Laboratory growth of bacteria cannot match the complex environment found in nature, potentially explaining the lack of BGC expression in vitro. Altering the culture conditions of antibiotic-producing microbes can induce a stress response that stimulates secondary metabolite production. Modifying growth parameters such as temperature [29], pH [30], and osmolarity [31] can increase the yield of known natural products but has found limited success in identifying novel antimicrobials [32]. On the other hand, metal-induced stress can activate a range of silent BGCs and has been used to discover novel secondary metabolites, including antimicrobials [33,34,35]. For example, adding cobalt to a Penicillium sp. marine fungus induced the production of novel polyketides with activity against methicillin-resistant Staphylococcus aureus (MRSA) and Pseudomonas aeruginosa [35]. Another promising approach to activating antimicrobial production in Streptomyces is using small molecule inducers [36]. One such molecule, the antibiotic-remodeling compound 2 (ARC2), was identified by its ability to alter the production of pigmented metabolites in Streptomyces coelicolor [37]. This molecule has since been shown to activate a diverse range of silent BGCs in over 50 strains of Streptomyces by impairing fatty acid biosynthesis and inducing a cell stress response [38].
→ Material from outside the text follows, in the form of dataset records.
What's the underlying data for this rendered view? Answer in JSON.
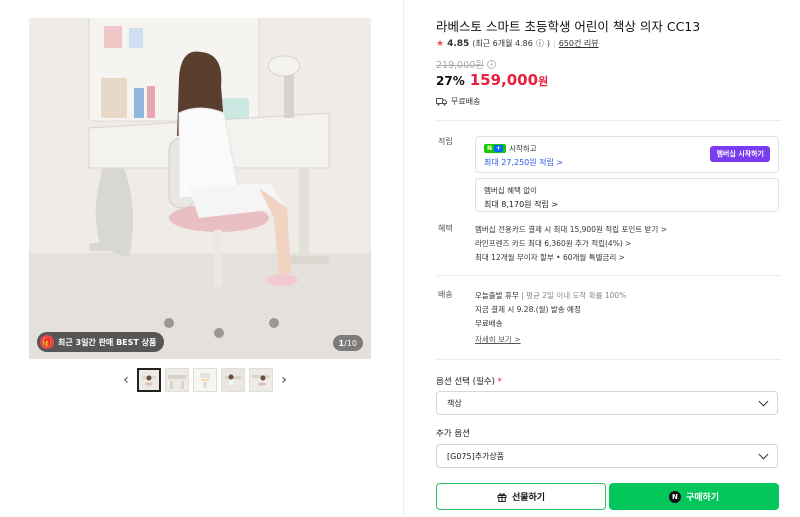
{
  "gallery": {
    "best_badge": "최근 3일간 판매 BEST 상품",
    "page_current": "1",
    "page_total": "/10",
    "prev_icon": "‹",
    "next_icon": "›",
    "thumbnail_count": 5
  },
  "product": {
    "title": "라베스토 스마트 초등학생 어린이 책상 의자 CC13",
    "rating_score": "4.85",
    "rating_recent": "(최근 6개월 4.86",
    "rating_info_icon": "ⓘ",
    "rating_close": ")",
    "review_count": "650건 리뷰",
    "original_price": "219,000원",
    "discount_rate": "27%",
    "sale_price": "159,000",
    "sale_price_unit": "원",
    "shipping": "무료배송"
  },
  "points": {
    "label": "적립",
    "box1_line1": "시작하고",
    "box1_line2": "최대 27,250원 적립 >",
    "member_button": "멤버십 시작하기",
    "box2_line1": "멤버십 혜택 없이",
    "box2_line2": "최대 8,170원 적립 >"
  },
  "benefits": {
    "label": "혜택",
    "items": [
      "멤버십 전용카드 결제 시 최대 15,900원 적립 포인트 받기 >",
      "라인프렌즈 카드 최대 6,360원 추가 적립(4%) >",
      "최대 12개월 무이자 할부 • 60개월 특별금리 >"
    ]
  },
  "delivery": {
    "label": "배송",
    "line1_a": "오늘출발 휴무",
    "line1_b": " | 평균 2일 이내 도착 확률 100%",
    "line2": "지금 결제 시 9.28.(월) 발송 예정",
    "line3": "무료배송",
    "detail_link": "자세히 보기 >"
  },
  "options": {
    "option_label": "옵션 선택 (필수)",
    "required_mark": "*",
    "option_value": "책상",
    "extra_label": "추가 옵션",
    "extra_value": "[G075]추가상품"
  },
  "actions": {
    "gift_label": "선물하기",
    "buy_label": "구매하기",
    "n_icon_text": "N"
  },
  "colors": {
    "sale_red": "#e8203d",
    "naver_green": "#03c75a",
    "membership_purple": "#7a3cf0",
    "point_blue": "#2b57e8"
  }
}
In the natural environment, microbes exist in complex communities where they constantly interact and compete via secreted molecules and cell-to-cell contact. These interactions can stimulate the production of metabolites [39,40] that are otherwise not observed in standard laboratory monocultures. Therefore, researchers have used co-culturing to better recreate the natural environment and induce BGC expression. For this technique, strains encoding BGCs are grown in communities alongside other microbes, often those from the same environmental origin. Numerous examples of co-culture triggering activation of silent BGCs and promoting antimicrobial production have been reported [41,42,43,44,45]. In one example, the co-culture of a marine fungus with a marine bacterium produced a compound called pestalone that demonstrated potent activity against MRSA (Table 1) [44,46]. The complexity of co-culture can make the mechanistic elucidation of BCG induction difficult. However, strains that promote iron depletion due to siderophore production have been shown to trigger antibiotic production in some neighboring strains [45,47,48], further linking metal stress to metabolite production. Additionally, co-culturing Streptomyces with other microbes that produce subinhibitory concentrations of antimicrobial compounds, such as ionophores, has also been found to induce metabolite production in various strains [49,50]. The induction of stress during growth by some but not all stressors appears to be one mechanism that stimulates the expression of silent BGCs in antibiotic producers.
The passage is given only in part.